Can true Southern cuisine—think fried chicken, mashed potatoes and gravy, macaroni and cheese, and fried okra—be transformed into healthier fare without losing the flavors and tastes that make this type of cookery so satisfying?

While most of us would say no way, Eric and Shanna Jones, authors of Healthier Southern Cooking: 60 Homestyle Recipes with Better Ingredients and All the Flavor, are out to show that healthy doesn’t mean boring. Their Southern credentials are impeccable. A husband and wife team, Eric is a native of Louisiana and Shanna hails from Houston, Texas, where she was born and raised. Together, they’re the founders of Dude That Cookz, a creative cooking blog with lots of great recipes and photos. Eric is the cook and Shanna a photographer who manages the brand, a role that also includes maintaining their blog and social media content and whatever else needs to be done so that Eric can focus on cooking. But Shanna also contributes to the kitchen as an avid baker. Married for more than a decade, the couple has two children.

And a love of cooking.

Eric, who describes himself as a country boy and country cook, learned his way around a kitchen early on from his grandparents. His grandmother made—and he learned—the type of Louisiana Southern cuisine that tastes oh so good but definitely doesn’t meet the criteria for low in calories or heart healthy. But his own need for what he terms as “dietary adjustments” as well as his parents’ early demise from health issues made him rethink the food he loved to cook and eat. The conundrum was how to make rich and soul-satisfying Southern food that’s healthy without losing the flavor.

Well, it turns out that you can, often by substituting ingredients without losing the full mouth feel that fats provide.
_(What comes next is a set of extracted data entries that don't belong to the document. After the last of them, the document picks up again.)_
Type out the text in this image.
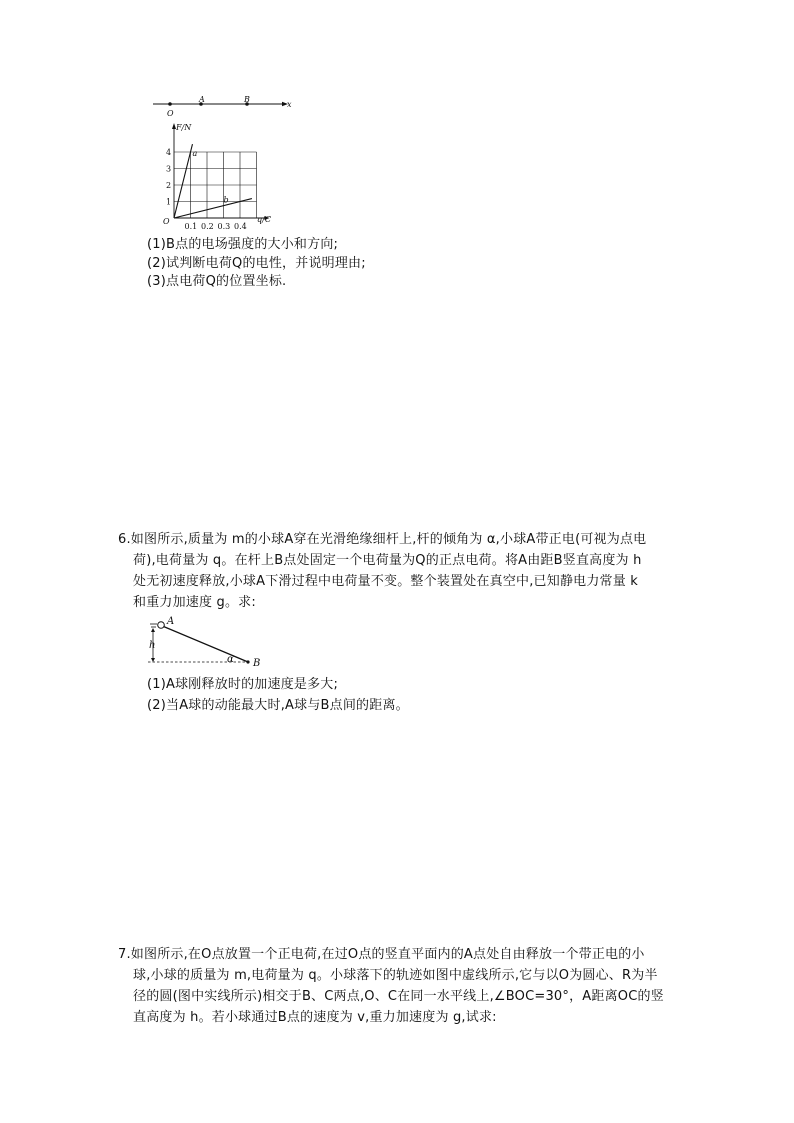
O
A	B
x
a
b
0.1 0.2 0.3 0.4
1
2
3
4
F/N
q/C
O
(1)B点的电场强度的大小和方向;
(2)试判断电荷Q的电性，并说明理由;
(3)点电荷Q的位置坐标.
6.如图所示,质量为 m的小球A穿在光滑绝缘细杆上,杆的倾角为 α,小球A带正电(可视为点电
荷),电荷量为 q。在杆上B点处固定一个电荷量为Q的正点电荷。将A由距B竖直高度为 h
处无初速度释放,小球A下滑过程中电荷量不变。整个装置处在真空中,已知静电力常量 k
和重力加速度 g。求:
A
B
h
α
(1)A球刚释放时的加速度是多大;
(2)当A球的动能最大时,A球与B点间的距离。
7.如图所示,在O点放置一个正电荷,在过O点的竖直平面内的A点处自由释放一个带正电的小
球,小球的质量为 m,电荷量为 q。小球落下的轨迹如图中虚线所示,它与以O为圆心、R为半
径的圆(图中实线所示)相交于B、C两点,O、C在同一水平线上,∠BOC=30°，A距离OC的竖
直高度为 h。若小球通过B点的速度为 v,重力加速度为 g,试求:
Cooking clean is the key. Clean is the term Eric and Shanna give to their recipes that have less salt, less fat, less sugar, and a lot fewer calories.
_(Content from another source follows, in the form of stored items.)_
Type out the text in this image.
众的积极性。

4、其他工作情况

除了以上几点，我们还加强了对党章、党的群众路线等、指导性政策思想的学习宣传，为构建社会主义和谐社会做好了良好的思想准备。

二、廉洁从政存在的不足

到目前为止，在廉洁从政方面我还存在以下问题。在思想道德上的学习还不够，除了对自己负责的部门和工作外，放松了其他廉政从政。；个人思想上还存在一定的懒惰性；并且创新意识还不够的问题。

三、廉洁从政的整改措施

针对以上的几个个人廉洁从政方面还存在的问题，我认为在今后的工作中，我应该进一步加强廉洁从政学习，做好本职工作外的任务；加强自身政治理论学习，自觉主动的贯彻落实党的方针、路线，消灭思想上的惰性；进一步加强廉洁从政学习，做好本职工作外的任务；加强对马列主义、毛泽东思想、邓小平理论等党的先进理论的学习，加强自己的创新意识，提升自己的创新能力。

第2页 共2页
Creamed corn, a staple of the Jones’ kitchen, is reimagined by substituting evaporated milk for heavy cream and using coconut milk and Parmesan cheese. Peach cobbler, that classic Southern dessert, eschews the usual thick sugary syrup, reducing the amount of sugar and instead adding maple syrup as an ingredient.

Southern potato salad calls for lots of mayo and, of course, potatoes themselves are starches that convert to sugar in our system. The solution? Less mayonnaise, the use of red potatoes since they have less carbs and calories than russet potatoes, and adding hard boiled eggs—all of which, says Jones, make a dish that is full of flavor and texture.

But what about that Southern staple: fried chicken with gravy? The answer again is coconut milk, this time replacing buttermilk. Then instead of deep frying, it’s pan-fried in a minimum amount of sunflower oil. As for the gravy, 2% works just as well as cream or whole milk.

In the cookbook, the first by the couple but undoubtedly not the last, each recipe has a write-up by Jones as to how he’s reducing the caloric footprint of the dish as well as lowering the level of salt but maintaining the flavor profile with the addition of other herbs and spices.

Of course, Jones admits, sometimes you just need a double-stacked burger. But the beauty of all this, by eating clean, once in a while you can eat dirty without a lot of guilt.